In the St. Louis area, the only major St. Louis County MoDOT stimulus project (Highway 141 and Page) is in the district of U.S. Rep. Todd Akin, R-Town and Country, an outspoken critic of the stimulus.

Rahn said that about 35 percent of the stimulus money was being spent in the St. Louis area, if one included the stimulus portion that bypassed MoDOT and went directly to East-West Gateway. (Rahn didn't mention St. Louis Mayor Francis Slay's famous recent segment on CNN, where the mayor angrily asserted that urban areas were being short-changed.)

Stimulus aside, Rahn had a number of other interesting observations:

-- Interstate 70 is "a worn-out road ... the base is mush.'' Among the reasons: heavy tractor-trailer traffic. "We build roads today to handle trucks, not cars," he said.

Rahn said that one tractor-trailer has the road impact of 9,600 cars.

-- Because 98 percent of Missourians' travels are by car, state officials believe that 98 percent of MoDOT's spending should be for roads and bridges. Mass transit is not a state priority, although Rahn hinted that he was somewhat sympathetic to those who sought a change.
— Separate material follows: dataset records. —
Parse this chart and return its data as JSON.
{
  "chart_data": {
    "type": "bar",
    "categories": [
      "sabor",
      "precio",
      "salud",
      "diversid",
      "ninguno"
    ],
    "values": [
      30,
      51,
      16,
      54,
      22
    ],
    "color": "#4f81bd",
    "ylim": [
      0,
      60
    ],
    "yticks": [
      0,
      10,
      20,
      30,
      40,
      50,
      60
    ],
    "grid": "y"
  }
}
-- Missouri has the nation's seventh-largest network of highways, but is 44th when it comes to spending on those roads. Half of MoDOT's state revenue comes from the gas tax, while a quarter comes from the vehicle sales tax and another quarter from drivers licenses and vehicle registrations. Total: roughly $1 billion a year. Another $800 million comes from the federal government. MoDOT needs far more.
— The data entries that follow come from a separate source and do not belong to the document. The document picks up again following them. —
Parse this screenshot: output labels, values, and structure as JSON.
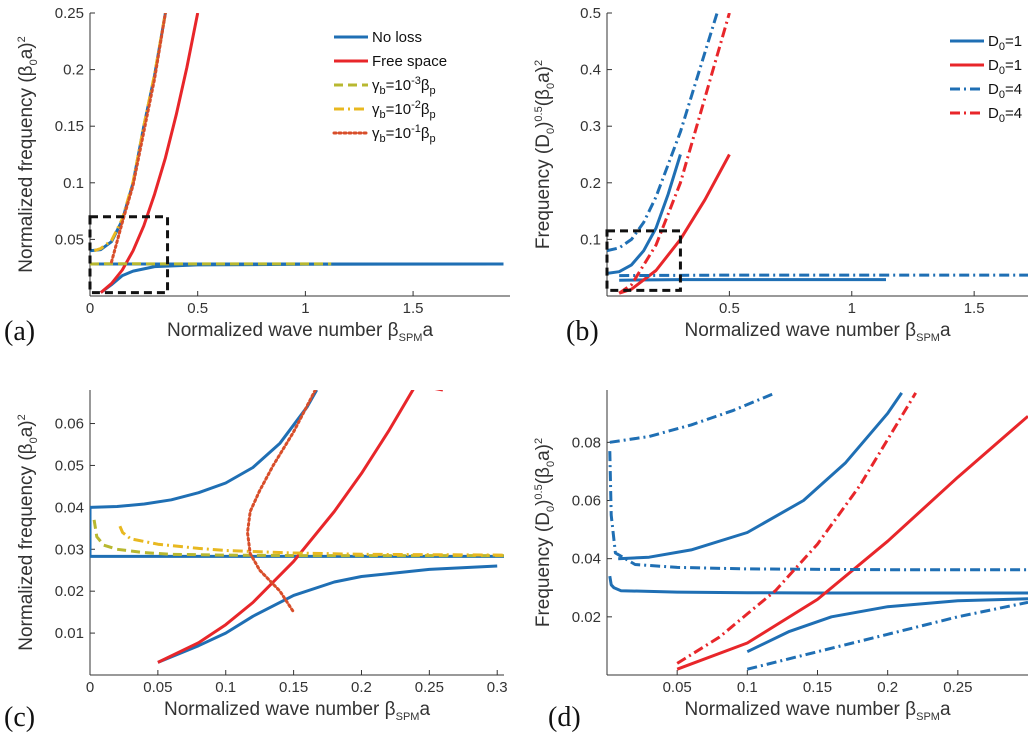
{
  "colors": {
    "blue": "#1f6fb4",
    "red": "#e8262a",
    "olive": "#b8b830",
    "gold": "#e8b820",
    "orange": "#d84e2a",
    "box": "#111111"
  },
  "panels": {
    "a": {
      "label": "(a)",
      "xlabel": "Normalized wave number",
      "xlabel_sym": "β",
      "xlabel_sub": "SPM",
      "xlabel_tail": "a",
      "ylabel": "Normalized frequency (β",
      "ylabel_sub": "0",
      "ylabel_tail": "a)",
      "ylabel_sup": "2"
    },
    "b": {
      "label": "(b)",
      "xlabel": "Normalized wave number",
      "xlabel_sym": "β",
      "xlabel_sub": "SPM",
      "xlabel_tail": "a",
      "ylabel": "Frequency (D",
      "ylabel_sub": "0",
      "ylabel_mid": ")",
      "ylabel_sup1": "0.5",
      "ylabel_tail": "(β",
      "ylabel_sub2": "0",
      "ylabel_tail2": "a)",
      "ylabel_sup2": "2"
    },
    "c": {
      "label": "(c)",
      "xlabel": "Normalized wave number",
      "xlabel_sym": "β",
      "xlabel_sub": "SPM",
      "xlabel_tail": "a",
      "ylabel": "Normalized frequency (β",
      "ylabel_sub": "0",
      "ylabel_tail": "a)",
      "ylabel_sup": "2"
    },
    "d": {
      "label": "(d)",
      "xlabel": "Normalized wave number",
      "xlabel_sym": "β",
      "xlabel_sub": "SPM",
      "xlabel_tail": "a",
      "ylabel": "Frequency (D",
      "ylabel_sub": "0",
      "ylabel_mid": ")",
      "ylabel_sup1": "0.5",
      "ylabel_tail": "(β",
      "ylabel_sub2": "0",
      "ylabel_tail2": "a)",
      "ylabel_sup2": "2"
    }
  },
  "legend_a": [
    {
      "text": "No loss",
      "color": "blue",
      "dash": "solid"
    },
    {
      "text": "Free space",
      "color": "red",
      "dash": "solid"
    },
    {
      "pre": "γ",
      "sub1": "b",
      "mid": "=10",
      "sup": "-3",
      "post": "β",
      "sub2": "p",
      "color": "olive",
      "dash": "dash"
    },
    {
      "pre": "γ",
      "sub1": "b",
      "mid": "=10",
      "sup": "-2",
      "post": "β",
      "sub2": "p",
      "color": "gold",
      "dash": "dashdot"
    },
    {
      "pre": "γ",
      "sub1": "b",
      "mid": "=10",
      "sup": "-1",
      "post": "β",
      "sub2": "p",
      "color": "orange",
      "dash": "dot"
    }
  ],
  "legend_b": [
    {
      "pre": "D",
      "sub1": "0",
      "mid": "=1",
      "color": "blue",
      "dash": "solid"
    },
    {
      "pre": "D",
      "sub1": "0",
      "mid": "=1",
      "color": "red",
      "dash": "solid"
    },
    {
      "pre": "D",
      "sub1": "0",
      "mid": "=4",
      "color": "blue",
      "dash": "dashdot"
    },
    {
      "pre": "D",
      "sub1": "0",
      "mid": "=4",
      "color": "red",
      "dash": "dashdot"
    }
  ],
  "chart_data": [
    {
      "type": "line",
      "panel": "a",
      "xlim": [
        0,
        1.95
      ],
      "ylim": [
        0,
        0.25
      ],
      "xticks": [
        "0",
        "0.5",
        "1",
        "1.5"
      ],
      "xtick_values": [
        0,
        0.5,
        1,
        1.5
      ],
      "yticks": [
        "0.05",
        "0.1",
        "0.15",
        "0.2",
        "0.25"
      ],
      "ytick_values": [
        0.05,
        0.1,
        0.15,
        0.2,
        0.25
      ],
      "zoom_box": {
        "x": [
          0,
          0.36
        ],
        "y": [
          0.003,
          0.07
        ]
      },
      "series": [
        {
          "name": "No loss",
          "color": "blue",
          "dash": "solid",
          "x": [
            0,
            1.92
          ],
          "y": [
            0.0283,
            0.0283
          ]
        },
        {
          "name": "No loss",
          "color": "blue",
          "dash": "solid",
          "x": [
            0,
            0.05,
            0.1,
            0.15,
            0.2,
            0.25,
            0.3,
            0.35
          ],
          "y": [
            0.04,
            0.041,
            0.048,
            0.067,
            0.1,
            0.15,
            0.195,
            0.25
          ]
        },
        {
          "name": "No loss",
          "color": "blue",
          "dash": "solid",
          "x": [
            0.05,
            0.1,
            0.15,
            0.2,
            0.3,
            0.5,
            1.0,
            1.9
          ],
          "y": [
            0.003,
            0.01,
            0.018,
            0.022,
            0.026,
            0.0275,
            0.028,
            0.0283
          ]
        },
        {
          "name": "Free space",
          "color": "red",
          "dash": "solid",
          "x": [
            0.05,
            0.1,
            0.15,
            0.2,
            0.25,
            0.3,
            0.35,
            0.4,
            0.45,
            0.5
          ],
          "y": [
            0.003,
            0.011,
            0.023,
            0.04,
            0.062,
            0.09,
            0.122,
            0.16,
            0.202,
            0.25
          ]
        },
        {
          "name": "γb=10-3βp",
          "color": "olive",
          "dash": "dash",
          "x": [
            0,
            0.1,
            0.2,
            0.3,
            0.5,
            0.8,
            1.12
          ],
          "y": [
            0.0283,
            0.0285,
            0.0285,
            0.0284,
            0.0284,
            0.0284,
            0.0284
          ]
        },
        {
          "name": "γb=10-2βp",
          "color": "gold",
          "dash": "dashdot",
          "x": [
            0.02,
            0.05,
            0.1,
            0.15,
            0.2,
            0.25,
            0.3,
            0.35
          ],
          "y": [
            0.04,
            0.042,
            0.049,
            0.068,
            0.101,
            0.15,
            0.196,
            0.25
          ]
        },
        {
          "name": "γb=10-1βp",
          "color": "orange",
          "dash": "dot",
          "x": [
            0.1,
            0.12,
            0.15,
            0.2,
            0.25,
            0.3,
            0.35
          ],
          "y": [
            0.03,
            0.044,
            0.065,
            0.098,
            0.145,
            0.192,
            0.25
          ]
        }
      ]
    },
    {
      "type": "line",
      "panel": "b",
      "xlim": [
        0,
        1.72
      ],
      "ylim": [
        0,
        0.5
      ],
      "xticks": [
        "0.5",
        "1",
        "1.5"
      ],
      "xtick_values": [
        0.5,
        1,
        1.5
      ],
      "yticks": [
        "0.1",
        "0.2",
        "0.3",
        "0.4",
        "0.5"
      ],
      "ytick_values": [
        0.1,
        0.2,
        0.3,
        0.4,
        0.5
      ],
      "zoom_box": {
        "x": [
          0,
          0.3
        ],
        "y": [
          0.01,
          0.115
        ]
      },
      "series": [
        {
          "name": "D0=1",
          "color": "blue",
          "dash": "solid",
          "x": [
            0,
            0.05,
            0.1,
            0.15,
            0.2,
            0.25,
            0.3
          ],
          "y": [
            0.04,
            0.043,
            0.055,
            0.08,
            0.12,
            0.18,
            0.25
          ]
        },
        {
          "name": "D0=1",
          "color": "blue",
          "dash": "solid",
          "x": [
            0.05,
            0.3,
            1.14
          ],
          "y": [
            0.028,
            0.029,
            0.029
          ]
        },
        {
          "name": "D0=1",
          "color": "red",
          "dash": "solid",
          "x": [
            0.05,
            0.1,
            0.2,
            0.3,
            0.4,
            0.5
          ],
          "y": [
            0.005,
            0.012,
            0.045,
            0.1,
            0.17,
            0.25
          ]
        },
        {
          "name": "D0=4",
          "color": "blue",
          "dash": "dashdot",
          "x": [
            0,
            0.05,
            0.1,
            0.15,
            0.2,
            0.3,
            0.4,
            0.45
          ],
          "y": [
            0.08,
            0.085,
            0.1,
            0.13,
            0.175,
            0.29,
            0.43,
            0.5
          ]
        },
        {
          "name": "D0=4",
          "color": "blue",
          "dash": "dashdot",
          "x": [
            0.05,
            0.5,
            1.0,
            1.72
          ],
          "y": [
            0.036,
            0.037,
            0.037,
            0.037
          ]
        },
        {
          "name": "D0=4",
          "color": "red",
          "dash": "dashdot",
          "x": [
            0.05,
            0.1,
            0.2,
            0.3,
            0.4,
            0.5
          ],
          "y": [
            0.005,
            0.02,
            0.09,
            0.2,
            0.35,
            0.5
          ]
        }
      ]
    },
    {
      "type": "line",
      "panel": "c",
      "xlim": [
        0,
        0.305
      ],
      "ylim": [
        0,
        0.068
      ],
      "xticks": [
        "0",
        "0.05",
        "0.1",
        "0.15",
        "0.2",
        "0.25",
        "0.3"
      ],
      "xtick_values": [
        0,
        0.05,
        0.1,
        0.15,
        0.2,
        0.25,
        0.3
      ],
      "yticks": [
        "0.01",
        "0.02",
        "0.03",
        "0.04",
        "0.05",
        "0.06"
      ],
      "ytick_values": [
        0.01,
        0.02,
        0.03,
        0.04,
        0.05,
        0.06
      ],
      "series": [
        {
          "name": "No loss",
          "color": "blue",
          "dash": "solid",
          "x": [
            0,
            0.305
          ],
          "y": [
            0.0283,
            0.0283
          ]
        },
        {
          "name": "No loss",
          "color": "blue",
          "dash": "solid",
          "x": [
            0,
            0.0
          ],
          "y": [
            0.0283,
            0.04
          ]
        },
        {
          "name": "No loss",
          "color": "blue",
          "dash": "solid",
          "x": [
            0,
            0.02,
            0.04,
            0.06,
            0.08,
            0.1,
            0.12,
            0.14,
            0.16,
            0.167
          ],
          "y": [
            0.04,
            0.0402,
            0.0408,
            0.0418,
            0.0435,
            0.0458,
            0.0495,
            0.0553,
            0.064,
            0.068
          ]
        },
        {
          "name": "No loss",
          "color": "blue",
          "dash": "solid",
          "x": [
            0.05,
            0.08,
            0.1,
            0.12,
            0.15,
            0.18,
            0.2,
            0.25,
            0.3
          ],
          "y": [
            0.003,
            0.007,
            0.01,
            0.014,
            0.019,
            0.0222,
            0.0235,
            0.0252,
            0.026
          ]
        },
        {
          "name": "Free space",
          "color": "red",
          "dash": "solid",
          "x": [
            0.05,
            0.08,
            0.1,
            0.12,
            0.15,
            0.18,
            0.2,
            0.22,
            0.24,
            0.26
          ],
          "y": [
            0.003,
            0.0077,
            0.012,
            0.0173,
            0.0271,
            0.039,
            0.0481,
            0.0582,
            0.0692,
            0.068
          ]
        },
        {
          "name": "γb=10-3βp",
          "color": "olive",
          "dash": "dash",
          "x": [
            0.003,
            0.005,
            0.01,
            0.02,
            0.04,
            0.06,
            0.1,
            0.15,
            0.2,
            0.305
          ],
          "y": [
            0.037,
            0.033,
            0.031,
            0.03,
            0.0292,
            0.0288,
            0.0286,
            0.0285,
            0.0285,
            0.0285
          ]
        },
        {
          "name": "γb=10-2βp",
          "color": "gold",
          "dash": "dashdot",
          "x": [
            0.022,
            0.024,
            0.03,
            0.05,
            0.08,
            0.1,
            0.15,
            0.2,
            0.305
          ],
          "y": [
            0.0355,
            0.034,
            0.0325,
            0.0312,
            0.0302,
            0.0297,
            0.0291,
            0.0288,
            0.0286
          ]
        },
        {
          "name": "γb=10-1βp",
          "color": "orange",
          "dash": "dot",
          "x": [
            0.166,
            0.15,
            0.135,
            0.125,
            0.118,
            0.116,
            0.118,
            0.125,
            0.14,
            0.15
          ],
          "y": [
            0.068,
            0.058,
            0.05,
            0.044,
            0.039,
            0.034,
            0.029,
            0.025,
            0.02,
            0.015
          ]
        }
      ]
    },
    {
      "type": "line",
      "panel": "d",
      "xlim": [
        0,
        0.3
      ],
      "ylim": [
        0,
        0.098
      ],
      "xticks": [
        "0.05",
        "0.1",
        "0.15",
        "0.2",
        "0.25"
      ],
      "xtick_values": [
        0.05,
        0.1,
        0.15,
        0.2,
        0.25
      ],
      "yticks": [
        "0.02",
        "0.04",
        "0.06",
        "0.08"
      ],
      "ytick_values": [
        0.02,
        0.04,
        0.06,
        0.08
      ],
      "series": [
        {
          "name": "D0=1",
          "color": "blue",
          "dash": "solid",
          "x": [
            0.002,
            0.003,
            0.005,
            0.01,
            0.05,
            0.1,
            0.15,
            0.2,
            0.3
          ],
          "y": [
            0.034,
            0.031,
            0.03,
            0.029,
            0.0285,
            0.0283,
            0.0282,
            0.0282,
            0.0282
          ]
        },
        {
          "name": "D0=1",
          "color": "blue",
          "dash": "solid",
          "x": [
            0.008,
            0.03,
            0.06,
            0.1,
            0.14,
            0.17,
            0.2,
            0.21
          ],
          "y": [
            0.04,
            0.0405,
            0.043,
            0.049,
            0.06,
            0.073,
            0.09,
            0.097
          ]
        },
        {
          "name": "D0=1",
          "color": "blue",
          "dash": "solid",
          "x": [
            0.1,
            0.13,
            0.16,
            0.2,
            0.25,
            0.3
          ],
          "y": [
            0.008,
            0.015,
            0.02,
            0.0235,
            0.0255,
            0.0262
          ]
        },
        {
          "name": "D0=1",
          "color": "red",
          "dash": "solid",
          "x": [
            0.05,
            0.1,
            0.15,
            0.2,
            0.25,
            0.3
          ],
          "y": [
            0.002,
            0.011,
            0.026,
            0.046,
            0.068,
            0.089
          ]
        },
        {
          "name": "D0=4",
          "color": "blue",
          "dash": "dashdot",
          "x": [
            0.002,
            0.03,
            0.06,
            0.09,
            0.12
          ],
          "y": [
            0.08,
            0.082,
            0.086,
            0.091,
            0.097
          ]
        },
        {
          "name": "D0=4",
          "color": "blue",
          "dash": "dashdot",
          "x": [
            0.002,
            0.003,
            0.006,
            0.02,
            0.05,
            0.1,
            0.2,
            0.3
          ],
          "y": [
            0.077,
            0.055,
            0.042,
            0.038,
            0.037,
            0.0365,
            0.0362,
            0.0362
          ]
        },
        {
          "name": "D0=4",
          "color": "blue",
          "dash": "dashdot",
          "x": [
            0.1,
            0.15,
            0.2,
            0.25,
            0.3
          ],
          "y": [
            0.002,
            0.008,
            0.014,
            0.02,
            0.025
          ]
        },
        {
          "name": "D0=4",
          "color": "red",
          "dash": "dashdot",
          "x": [
            0.05,
            0.08,
            0.1,
            0.12,
            0.15,
            0.18,
            0.22
          ],
          "y": [
            0.004,
            0.013,
            0.021,
            0.029,
            0.045,
            0.065,
            0.097
          ]
        }
      ]
    }
  ]
}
-- "We can fix our transportation system with any number of ways,'' Rahn said. He listed three: Raising gas taxes, increasing sales taxes or imposing tolls on roads. But at the moment, none of those options have the necessary majority support from politicans or the public, he said.
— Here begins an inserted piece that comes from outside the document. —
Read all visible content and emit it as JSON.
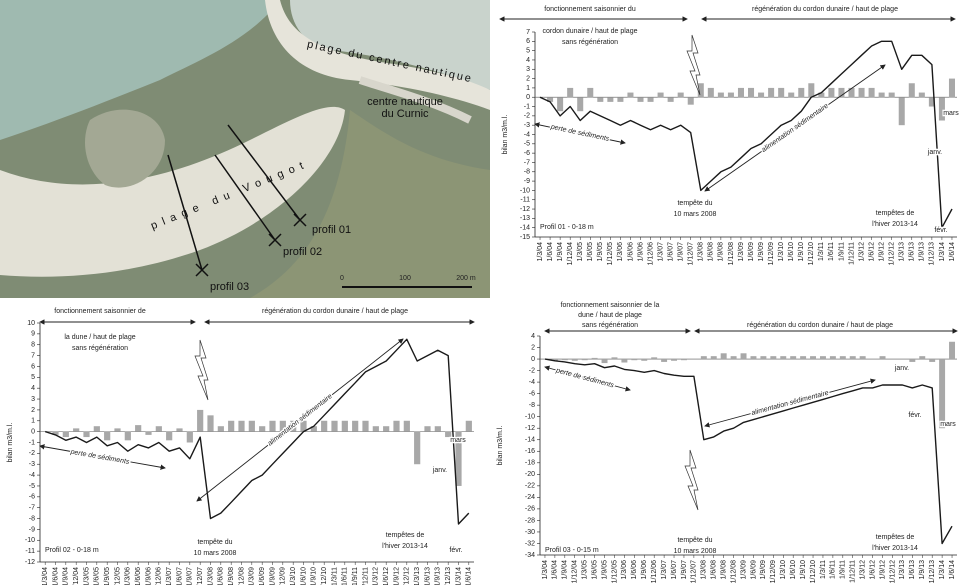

-- Rahn predicted that alternate fuels for autos -- notably electric, and perhaps nuclear -- will be more popular options for the public than shifting to mass transit. "Wealth drives the choice for personal mobility and freedom,'' he said. Personal security is another reason the public prefers individual vehicles, he added.

Rahn noted, by the way, that he grew up in rural New Mexico: "I have no idea what it's like to ride a bus."

-- After decades of neglect by the Baby Boomers who did little to advance transportation policy, the United States now must commit itself to developing "a national system that is fluid and dynamic,'' Rahn said.

The chief reason: this century will see a global shift from "U.S.-centric'' to "Asia-centric."

United States businesses will be clamoring for their share of the global market, said Rahn. If transportation isn't improved, those businesses will flock to the coasts and Midwestern areas like Missouri will become "an economic desert."

Jo Mannies is a freelance journalist and former political reporter at St. Louis Public Radio.